Let them walls you build up so high to guard yourself fall down and crumble.  

Those walls were built out of necessity, out of survival, out of moments where you had no choice but to protect yourself. But walls don’t just keep danger out — they keep healing out too. They keep love out. They keep growth out. When they finally crumble, it’s not a sign of weakness; it’s a sign that you’re ready for something different. Something softer. Something real. Letting those walls fall is how you make room for the version of you that isn’t built from fear.

You will end up eventually letting it all go even though you may feel like you can't you are going to have to to move on.  

Letting go doesn’t happen in one moment. It’s a slow, uneven process — some days you feel lighter, some days you feel like you’re drowning again. But little by little, piece by piece, you release what no longer belongs to you. Even when you think you can’t, life nudges you forward. Healing forces you to confront what you’ve been avoiding, and eventually, you realize that holding on hurts more than letting go ever will. Moving on isn’t forgetting — it’s choosing yourself.

You can't grow holding on to yesterday trauma.  

Growth requires space. It requires honesty. It requires the courage to stop carrying what broke you. You can’t step into your future while dragging the weight of your past behind you. You can’t evolve while replaying the same wounds over and over. At some point, you have to loosen your grip on what hurt you so you can reach for what will heal you. Yesterday can’t teach you anything new — but it can keep you stuck if you let it

What is done is done.  

You can’t rewrite the past, no matter how much you wish you could. You can’t change what happened, but you can change what you do with it. Acceptance isn’t giving up — it’s reclaiming your power. It’s acknowledging that the chapter is over, even if the scars remain. It’s choosing to stop reopening wounds that deserve to finally close.

Use it to grow with and watch those around you more carefully.  

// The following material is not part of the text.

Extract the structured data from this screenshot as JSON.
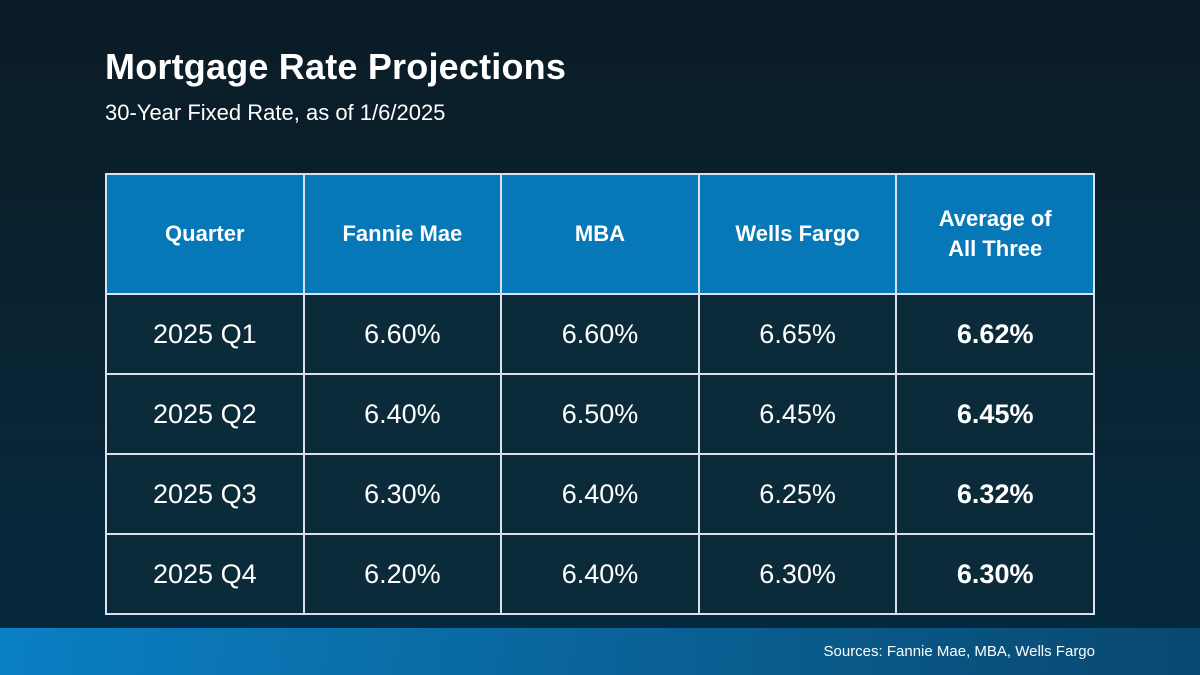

Your past becomes your wisdom. Your pain becomes your intuition. You start seeing people more clearly — who shows up, who disappears, who drains you, who nourishes you. Trauma sharpens your awareness, not to make you cold, but to make you selective. You learn to protect your peace without building new walls. You learn to trust your instincts. You learn that not everyone deserves access to you, and that’s not bitterness — that’s self-respect. Growth teaches you to move differently, choose differently, and love yourself enough to guard your energy with intention.